Même causes, mêmes effets : pensez-vous que la nouvelle hausse des droits de douane promise par Donald Trump aura des effets délétères pour l’économie américaine ?
Bien sur ! Alors même que Donald Trump s’est fait élire sur une promesse de lutte contre l’inflation, sa politique commerciale produira un effet négatif sur le pouvoir d’achat et un effet récessif sur l’activité économique. Le protectionnisme n’est rien d’autre qu’une taxe à la consommation, notamment sur les ménages les plus modestes. Une simulation récente du CEPII, le Centre d’études prospectives et d’informations internationales, montre un impact négatif du protectionnisme sur le PIB américain de l’ordre de 1,3 %.
Par ailleurs, nous devrions observer une recomposition profonde des échanges internationaux. Les flux entre les Etats-Unis et la Chine risquent de fortement diminuer mais un contournement de ces mesures est plus que probable. La Chine pourrait investir massivement au Mexique ou au Canada pour exporter ensuite, sans droits de douane supplémentaires, vers les Etats-Unis.
Face à ce nouveau tour de vis commercial des Etats-Unis, l’Europe s’inquiète et de nombreuses voix exigent des mesures de rétorsion. L’UE doit-elle entrer dans cette course ?
Certainement pas en utilisant l’arme des droits de douane de façon généralisée et durable. Ce serait une course protectionniste qui ne ferait, à la fin, que des perdants. D’autant que je ne suis pas certain que les Européens parlent d’une même voix sur ce sujet. A court terme, si l’Europe veut réagir, elle doit adopter un “protectionnisme tactique”, fondé sur les instruments de défense commerciale – mesures antidumping et anti-subventions -, comme le pratique par exemple la Chine sur le cognac français en réponse aux droits de douane européens sur les véhicules électriques. C’est-à-dire cibler certains produits américains très symboliques et médiatiques pour inciter les Etats-Unis à ne pas mettre en place les droits annoncés.
Au risque d’entamer un peu plus la compétitivité de l’industrie européenne ?
Elle l’est déjà, comme l’a très bien montré le rapport rendu il y a quelques mois par Mario Draghi sur le “décrochage européen”. A moyen terme, la seule façon pour l’Europe de répondre à Donald Trump est d’affirmer enfin sa puissance économique, en suivant les recommandations du rapport Draghi. En clair, muscler sa politique industrielle de rattrapage et de rupture technologique, pour regagner au plus vite en compétitivité.
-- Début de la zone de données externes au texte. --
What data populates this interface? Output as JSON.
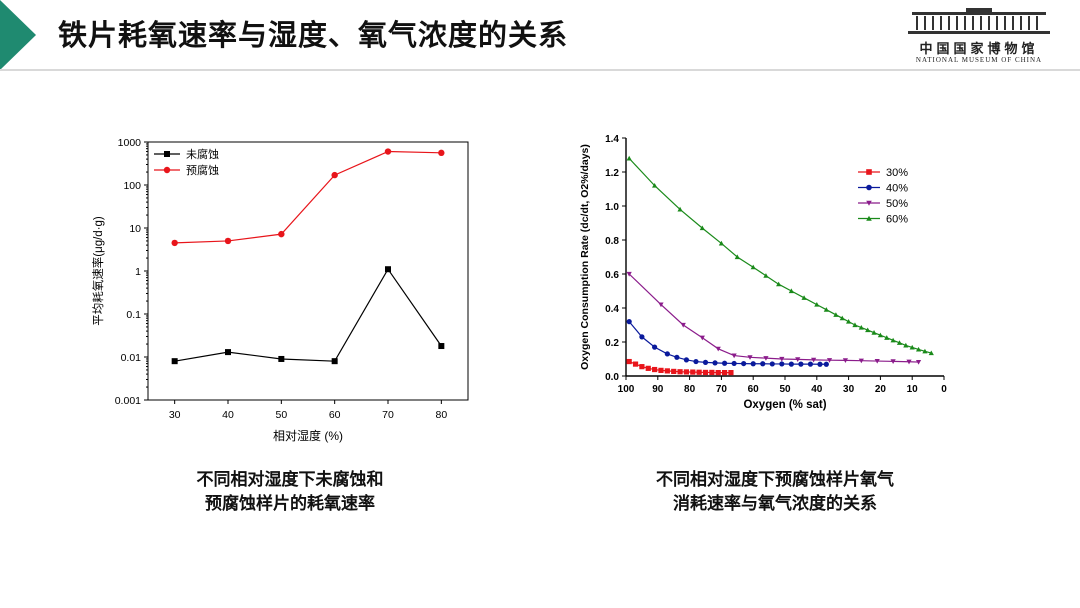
{
  "slide": {
    "title": "铁片耗氧速率与湿度、氧气浓度的关系",
    "accent_color": "#1f8a70"
  },
  "logo": {
    "cn": "中国国家博物馆",
    "en": "NATIONAL MUSEUM OF CHINA"
  },
  "captions": {
    "left": [
      "不同相对湿度下未腐蚀和",
      "预腐蚀样片的耗氧速率"
    ],
    "right": [
      "不同相对湿度下预腐蚀样片氧气",
      "消耗速率与氧气浓度的关系"
    ]
  },
  "chart_data": [
    {
      "type": "line",
      "xlabel": "相对湿度 (%)",
      "ylabel": "平均耗氧速率(μg/d·g)",
      "y_scale": "log",
      "ylim": [
        0.001,
        1000
      ],
      "xlim": [
        25,
        85
      ],
      "x_ticks": [
        "30",
        "40",
        "50",
        "60",
        "70",
        "80"
      ],
      "y_ticks": [
        "1000",
        "100",
        "10",
        "1",
        "0.1",
        "0.01",
        "0.001"
      ],
      "legend_position": "top-left",
      "x": [
        30,
        40,
        50,
        60,
        70,
        80
      ],
      "series": [
        {
          "name": "未腐蚀",
          "color": "#000000",
          "marker": "square",
          "values": [
            0.008,
            0.013,
            0.009,
            0.008,
            1.1,
            0.018
          ]
        },
        {
          "name": "预腐蚀",
          "color": "#e8151b",
          "marker": "circle",
          "values": [
            4.5,
            5.0,
            7.2,
            170,
            600,
            560
          ]
        }
      ]
    },
    {
      "type": "line",
      "xlabel": "Oxygen (% sat)",
      "ylabel": "Oxygen Consumption Rate (dc/dt, O2%/days)",
      "x_reversed": true,
      "xlim": [
        100,
        0
      ],
      "ylim": [
        0,
        1.4
      ],
      "x_ticks": [
        "100",
        "90",
        "80",
        "70",
        "60",
        "50",
        "40",
        "30",
        "20",
        "10",
        "0"
      ],
      "y_ticks": [
        "0.0",
        "0.2",
        "0.4",
        "0.6",
        "0.8",
        "1.0",
        "1.2",
        "1.4"
      ],
      "legend_position": "top-right",
      "series": [
        {
          "name": "30%",
          "color": "#e8151b",
          "marker": "square",
          "x": [
            99,
            97,
            95,
            93,
            91,
            89,
            87,
            85,
            83,
            81,
            79,
            77,
            75,
            73,
            71,
            69,
            67
          ],
          "values": [
            0.085,
            0.07,
            0.055,
            0.045,
            0.038,
            0.033,
            0.03,
            0.027,
            0.025,
            0.024,
            0.023,
            0.022,
            0.021,
            0.021,
            0.02,
            0.02,
            0.02
          ]
        },
        {
          "name": "40%",
          "color": "#0a1a9c",
          "marker": "circle",
          "x": [
            99,
            95,
            91,
            87,
            84,
            81,
            78,
            75,
            72,
            69,
            66,
            63,
            60,
            57,
            54,
            51,
            48,
            45,
            42,
            39,
            37
          ],
          "values": [
            0.32,
            0.23,
            0.17,
            0.13,
            0.11,
            0.095,
            0.085,
            0.08,
            0.077,
            0.075,
            0.074,
            0.073,
            0.072,
            0.072,
            0.071,
            0.071,
            0.07,
            0.07,
            0.07,
            0.069,
            0.069
          ]
        },
        {
          "name": "50%",
          "color": "#8b1c8b",
          "marker": "triangle-down",
          "x": [
            99,
            89,
            82,
            76,
            71,
            66,
            61,
            56,
            51,
            46,
            41,
            36,
            31,
            26,
            21,
            16,
            11,
            8
          ],
          "values": [
            0.6,
            0.42,
            0.3,
            0.225,
            0.16,
            0.12,
            0.11,
            0.105,
            0.1,
            0.098,
            0.095,
            0.093,
            0.092,
            0.09,
            0.088,
            0.086,
            0.084,
            0.082
          ]
        },
        {
          "name": "60%",
          "color": "#1a8a1a",
          "marker": "triangle-up",
          "x": [
            99,
            91,
            83,
            76,
            70,
            65,
            60,
            56,
            52,
            48,
            44,
            40,
            37,
            34,
            32,
            30,
            28,
            26,
            24,
            22,
            20,
            18,
            16,
            14,
            12,
            10,
            8,
            6,
            4
          ],
          "values": [
            1.28,
            1.12,
            0.98,
            0.87,
            0.78,
            0.7,
            0.64,
            0.59,
            0.54,
            0.5,
            0.46,
            0.42,
            0.39,
            0.36,
            0.34,
            0.32,
            0.3,
            0.285,
            0.27,
            0.255,
            0.24,
            0.225,
            0.21,
            0.195,
            0.18,
            0.168,
            0.156,
            0.145,
            0.135
          ]
        }
      ]
    }
  ]
}
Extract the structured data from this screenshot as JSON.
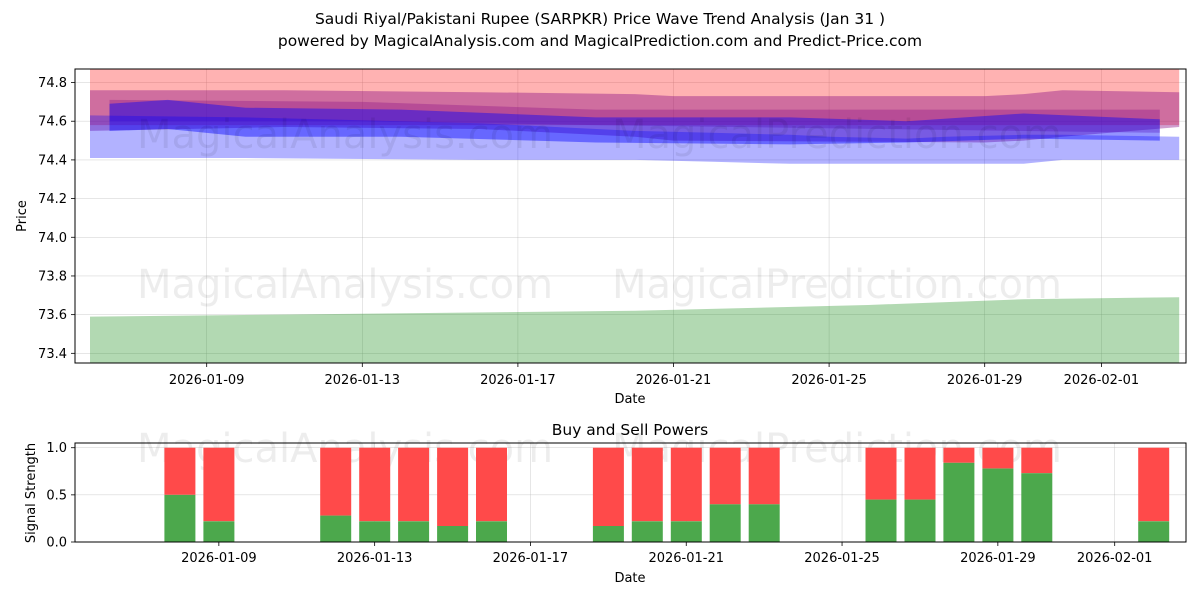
{
  "header": {
    "title": "Saudi Riyal/Pakistani Rupee (SARPKR) Price Wave Trend Analysis (Jan 31 )",
    "subtitle": "powered by MagicalAnalysis.com and MagicalPrediction.com and Predict-Price.com"
  },
  "watermarks": [
    "MagicalAnalysis.com",
    "MagicalPrediction.com"
  ],
  "colors": {
    "red_band": "#ff0000",
    "purple_band": "#800080",
    "blue_band": "#0000ff",
    "green_band": "#008000",
    "buy": "#4ca84c",
    "sell": "#ff4a4a"
  },
  "chart_data": [
    {
      "type": "area",
      "title": "",
      "xlabel": "Date",
      "ylabel": "Price",
      "ylim": [
        73.35,
        74.87
      ],
      "x_start": "2026-01-06",
      "x_ticks": [
        "2026-01-09",
        "2026-01-13",
        "2026-01-17",
        "2026-01-21",
        "2026-01-25",
        "2026-01-29",
        "2026-02-01"
      ],
      "y_ticks": [
        "73.4",
        "73.6",
        "73.8",
        "74.0",
        "74.2",
        "74.4",
        "74.6",
        "74.8"
      ],
      "grid": true,
      "bands": [
        {
          "name": "red",
          "x": [
            0,
            28
          ],
          "upper": [
            74.87,
            74.87
          ],
          "lower": [
            74.58,
            74.58
          ]
        },
        {
          "name": "purple",
          "x": [
            0,
            5,
            10,
            14,
            15,
            23,
            24,
            25,
            28
          ],
          "upper": [
            74.76,
            74.76,
            74.75,
            74.74,
            74.73,
            74.73,
            74.74,
            74.76,
            74.75
          ],
          "lower": [
            74.55,
            74.57,
            74.56,
            74.52,
            74.5,
            74.49,
            74.5,
            74.52,
            74.57
          ]
        },
        {
          "name": "purple-inner",
          "x": [
            0.5,
            7,
            13,
            27.5
          ],
          "upper": [
            74.71,
            74.7,
            74.66,
            74.66
          ],
          "lower": [
            74.6,
            74.6,
            74.58,
            74.54
          ]
        },
        {
          "name": "blue",
          "x": [
            0,
            4,
            10,
            14,
            16,
            18,
            19,
            21,
            22,
            24,
            25,
            28
          ],
          "upper": [
            74.63,
            74.62,
            74.59,
            74.55,
            74.54,
            74.53,
            74.52,
            74.51,
            74.52,
            74.53,
            74.53,
            74.52
          ],
          "lower": [
            74.41,
            74.41,
            74.4,
            74.4,
            74.39,
            74.38,
            74.38,
            74.38,
            74.38,
            74.38,
            74.4,
            74.4
          ]
        },
        {
          "name": "blue-inner",
          "x": [
            0.5,
            2,
            4,
            8,
            13,
            18,
            21,
            24,
            27.5
          ],
          "upper": [
            74.69,
            74.71,
            74.67,
            74.66,
            74.62,
            74.62,
            74.6,
            74.64,
            74.61
          ],
          "lower": [
            74.55,
            74.56,
            74.52,
            74.52,
            74.49,
            74.48,
            74.49,
            74.51,
            74.5
          ]
        },
        {
          "name": "green",
          "x": [
            0,
            14,
            20,
            24,
            28
          ],
          "upper": [
            73.59,
            73.62,
            73.65,
            73.68,
            73.69
          ],
          "lower": [
            73.35,
            73.35,
            73.35,
            73.35,
            73.35
          ]
        }
      ]
    },
    {
      "type": "bar",
      "title": "Buy and Sell Powers",
      "xlabel": "Date",
      "ylabel": "Signal Strength",
      "ylim": [
        0,
        1.05
      ],
      "y_ticks": [
        "0.0",
        "0.5",
        "1.0"
      ],
      "x_ticks": [
        "2026-01-09",
        "2026-01-13",
        "2026-01-17",
        "2026-01-21",
        "2026-01-25",
        "2026-01-29",
        "2026-02-01"
      ],
      "categories": [
        "2026-01-08",
        "2026-01-09",
        "2026-01-12",
        "2026-01-13",
        "2026-01-14",
        "2026-01-15",
        "2026-01-16",
        "2026-01-19",
        "2026-01-20",
        "2026-01-21",
        "2026-01-22",
        "2026-01-23",
        "2026-01-26",
        "2026-01-27",
        "2026-01-28",
        "2026-01-29",
        "2026-01-30",
        "2026-02-02"
      ],
      "series": [
        {
          "name": "Buy",
          "values": [
            0.5,
            0.22,
            0.28,
            0.22,
            0.22,
            0.17,
            0.22,
            0.17,
            0.22,
            0.22,
            0.4,
            0.4,
            0.45,
            0.45,
            0.84,
            0.78,
            0.73,
            0.22
          ]
        },
        {
          "name": "Sell",
          "values": [
            0.5,
            0.78,
            0.72,
            0.78,
            0.78,
            0.83,
            0.78,
            0.83,
            0.78,
            0.78,
            0.6,
            0.6,
            0.55,
            0.55,
            0.16,
            0.22,
            0.27,
            0.78
          ]
        }
      ]
    }
  ]
}
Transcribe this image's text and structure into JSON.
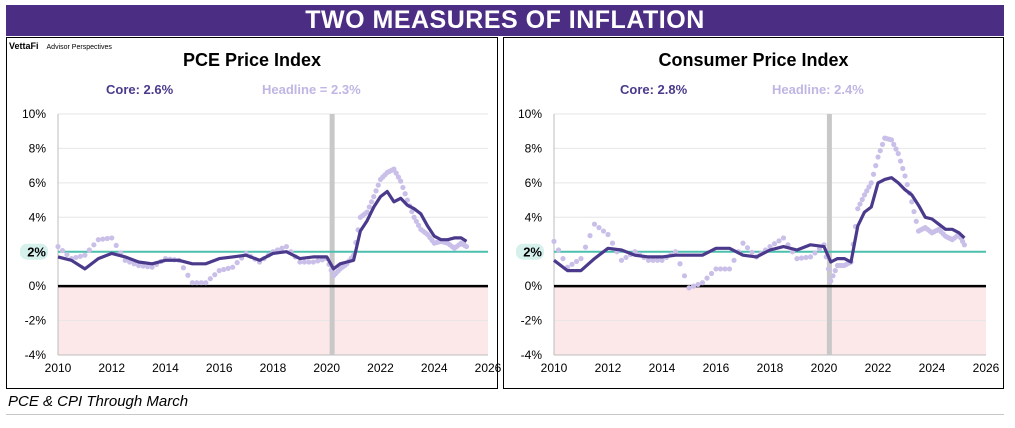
{
  "banner_title": "TWO MEASURES OF INFLATION",
  "brand": {
    "name": "VettaFi",
    "sub": "Advisor Perspectives"
  },
  "footnote": "PCE & CPI Through March",
  "colors": {
    "core": "#4b3a8c",
    "headline": "#c9bfe8",
    "target": "#4dbfae",
    "shade": "#fce8e8",
    "recession": "#c8c8c8",
    "zero": "#000000",
    "banner": "#4b2e84"
  },
  "chart_data": [
    {
      "type": "line",
      "title": "PCE Price Index",
      "core_label": "Core: 2.6%",
      "headline_label": "Headline = 2.3%",
      "ylim": [
        -4,
        10
      ],
      "xlim": [
        2010,
        2026
      ],
      "y_ticks": [
        "10%",
        "8%",
        "6%",
        "4%",
        "2%",
        "0%",
        "-2%",
        "-4%"
      ],
      "x_ticks": [
        "2010",
        "2012",
        "2014",
        "2016",
        "2018",
        "2020",
        "2022",
        "2024",
        "2026"
      ],
      "target_label": "2%",
      "target": 2,
      "recession_x": 2020.2,
      "series": [
        {
          "name": "Core",
          "style": "line",
          "x": [
            2010,
            2010.5,
            2011,
            2011.5,
            2012,
            2012.5,
            2013,
            2013.5,
            2014,
            2014.5,
            2015,
            2015.5,
            2016,
            2016.5,
            2017,
            2017.5,
            2018,
            2018.5,
            2019,
            2019.5,
            2020,
            2020.25,
            2020.5,
            2020.75,
            2021,
            2021.25,
            2021.5,
            2021.75,
            2022,
            2022.25,
            2022.5,
            2022.75,
            2023,
            2023.25,
            2023.5,
            2023.75,
            2024,
            2024.25,
            2024.5,
            2024.75,
            2025,
            2025.2
          ],
          "y": [
            1.7,
            1.5,
            1.0,
            1.6,
            1.9,
            1.7,
            1.4,
            1.3,
            1.5,
            1.5,
            1.3,
            1.3,
            1.6,
            1.7,
            1.8,
            1.5,
            1.9,
            2.0,
            1.6,
            1.7,
            1.7,
            1.0,
            1.3,
            1.4,
            1.5,
            3.2,
            3.8,
            4.6,
            5.2,
            5.5,
            4.9,
            5.1,
            4.7,
            4.5,
            4.2,
            3.5,
            2.9,
            2.7,
            2.7,
            2.8,
            2.8,
            2.6
          ]
        },
        {
          "name": "Headline",
          "style": "dots",
          "x": [
            2010,
            2010.5,
            2011,
            2011.5,
            2012,
            2012.5,
            2013,
            2013.5,
            2014,
            2014.5,
            2015,
            2015.5,
            2016,
            2016.5,
            2017,
            2017.5,
            2018,
            2018.5,
            2019,
            2019.5,
            2020,
            2020.25,
            2020.5,
            2020.75,
            2021,
            2021.25,
            2021.5,
            2021.75,
            2022,
            2022.25,
            2022.5,
            2022.75,
            2023,
            2023.25,
            2023.5,
            2023.75,
            2024,
            2024.25,
            2024.5,
            2024.75,
            2025,
            2025.2
          ],
          "y": [
            2.3,
            1.6,
            1.8,
            2.7,
            2.8,
            1.5,
            1.2,
            1.1,
            1.6,
            1.5,
            0.2,
            0.2,
            0.9,
            1.1,
            1.9,
            1.4,
            2.0,
            2.3,
            1.4,
            1.4,
            1.6,
            0.6,
            1.0,
            1.3,
            1.8,
            4.0,
            4.3,
            5.2,
            6.2,
            6.6,
            6.8,
            6.1,
            5.0,
            4.0,
            3.3,
            3.0,
            2.5,
            2.6,
            2.5,
            2.2,
            2.5,
            2.3
          ]
        }
      ]
    },
    {
      "type": "line",
      "title": "Consumer Price Index",
      "core_label": "Core: 2.8%",
      "headline_label": "Headline: 2.4%",
      "ylim": [
        -4,
        10
      ],
      "xlim": [
        2010,
        2026
      ],
      "y_ticks": [
        "10%",
        "8%",
        "6%",
        "4%",
        "2%",
        "0%",
        "-2%",
        "-4%"
      ],
      "x_ticks": [
        "2010",
        "2012",
        "2014",
        "2016",
        "2018",
        "2020",
        "2022",
        "2024",
        "2026"
      ],
      "target_label": "2%",
      "target": 2,
      "recession_x": 2020.2,
      "series": [
        {
          "name": "Core",
          "style": "line",
          "x": [
            2010,
            2010.5,
            2011,
            2011.5,
            2012,
            2012.5,
            2013,
            2013.5,
            2014,
            2014.5,
            2015,
            2015.5,
            2016,
            2016.5,
            2017,
            2017.5,
            2018,
            2018.5,
            2019,
            2019.5,
            2020,
            2020.25,
            2020.5,
            2020.75,
            2021,
            2021.25,
            2021.5,
            2021.75,
            2022,
            2022.25,
            2022.5,
            2022.75,
            2023,
            2023.25,
            2023.5,
            2023.75,
            2024,
            2024.25,
            2024.5,
            2024.75,
            2025,
            2025.2
          ],
          "y": [
            1.5,
            0.9,
            0.9,
            1.6,
            2.2,
            2.1,
            1.8,
            1.7,
            1.7,
            1.8,
            1.8,
            1.8,
            2.2,
            2.2,
            1.8,
            1.7,
            2.1,
            2.3,
            2.1,
            2.4,
            2.3,
            1.4,
            1.6,
            1.6,
            1.4,
            3.5,
            4.3,
            4.6,
            6.0,
            6.2,
            6.3,
            6.0,
            5.6,
            5.3,
            4.7,
            4.0,
            3.9,
            3.6,
            3.3,
            3.3,
            3.1,
            2.8
          ]
        },
        {
          "name": "Headline",
          "style": "dots",
          "x": [
            2010,
            2010.5,
            2011,
            2011.5,
            2012,
            2012.5,
            2013,
            2013.5,
            2014,
            2014.5,
            2015,
            2015.5,
            2016,
            2016.5,
            2017,
            2017.5,
            2018,
            2018.5,
            2019,
            2019.5,
            2020,
            2020.25,
            2020.5,
            2020.75,
            2021,
            2021.25,
            2021.5,
            2021.75,
            2022,
            2022.25,
            2022.5,
            2022.75,
            2023,
            2023.25,
            2023.5,
            2023.75,
            2024,
            2024.25,
            2024.5,
            2024.75,
            2025,
            2025.2
          ],
          "y": [
            2.6,
            1.1,
            1.6,
            3.6,
            3.0,
            1.5,
            2.0,
            1.5,
            1.5,
            2.0,
            -0.1,
            0.2,
            1.0,
            1.0,
            2.5,
            1.7,
            2.3,
            2.8,
            1.6,
            1.7,
            2.4,
            0.3,
            1.2,
            1.2,
            1.4,
            4.5,
            5.3,
            6.0,
            7.5,
            8.6,
            8.5,
            7.7,
            6.4,
            4.9,
            3.2,
            3.4,
            3.1,
            3.3,
            2.9,
            2.7,
            3.0,
            2.4
          ]
        }
      ]
    }
  ]
}
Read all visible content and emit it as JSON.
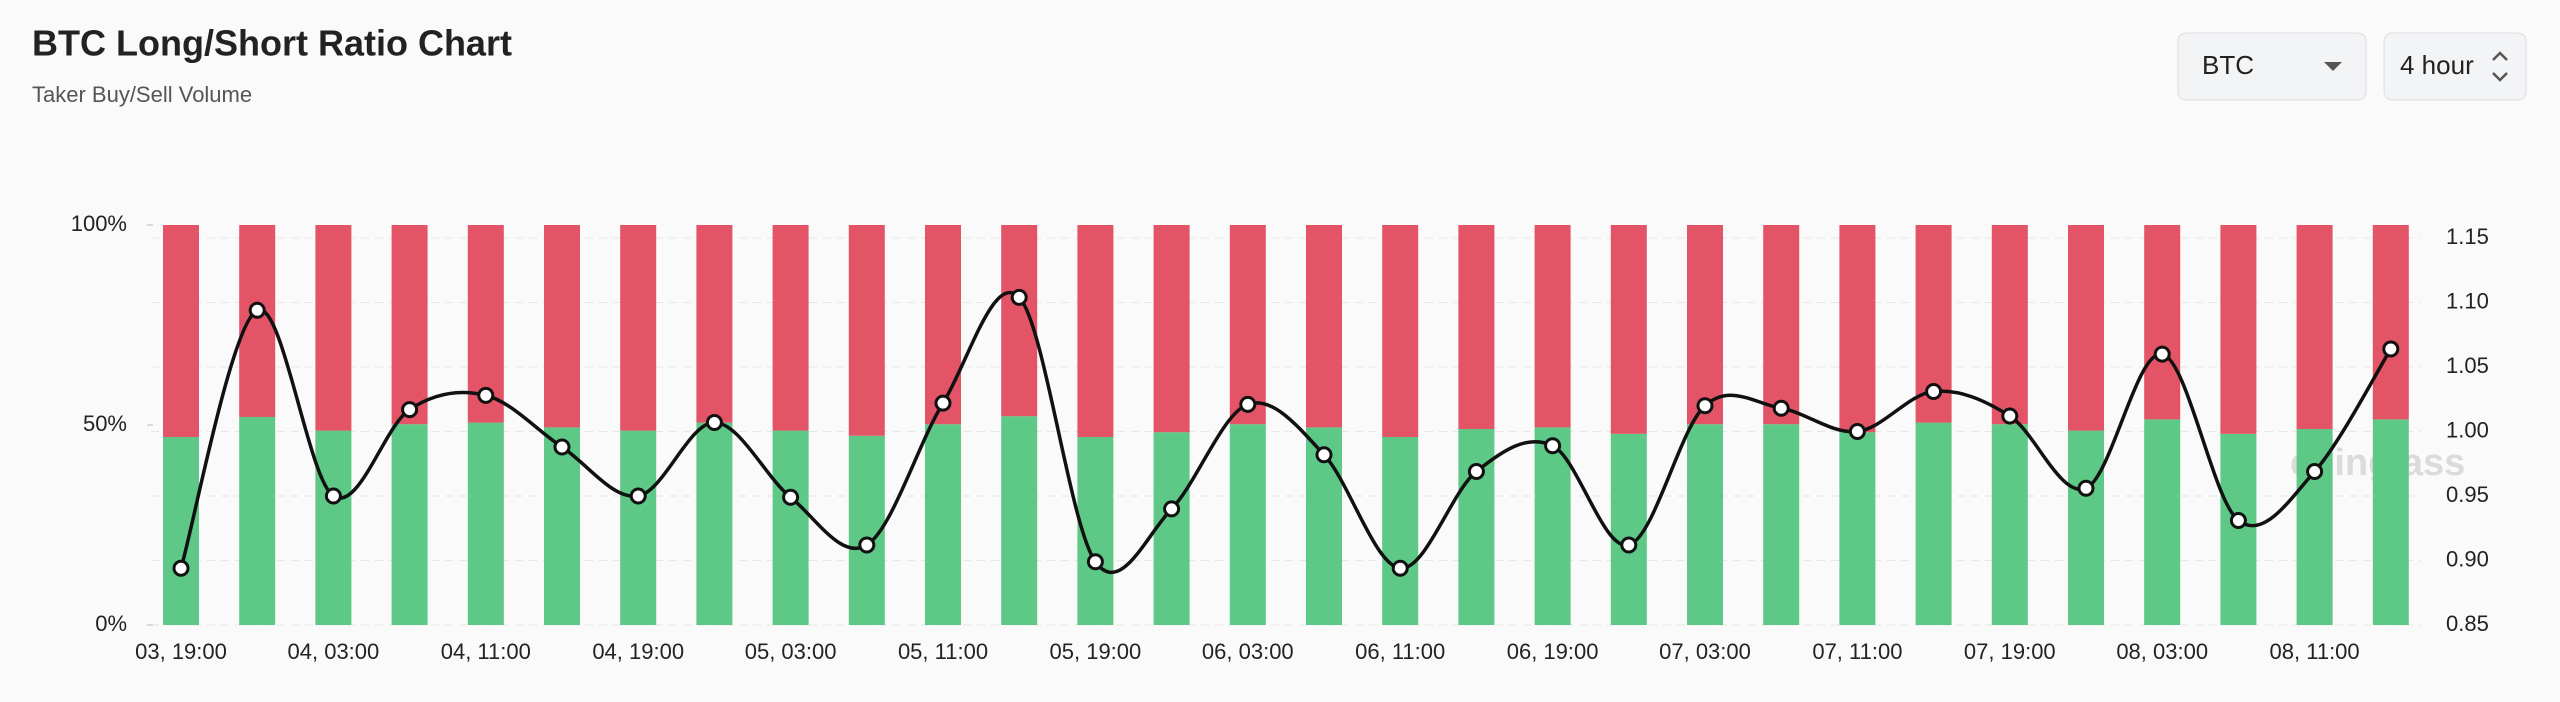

Pour cela, l’arme la plus efficace, ce ne sont pas les droits de douane mais les subventions publiques, à travers de grands programmes industriels et de recherche tels que les PIIEC, les Projets importants d’intérêt européen commun. Mais aussi l’union des marchés de capitaux et l’harmonisation des réglementations nationales, pour créer enfin un grand marché des produits. Répondre à Trump en faisant du Trump ne fera pas avancer l’Europe !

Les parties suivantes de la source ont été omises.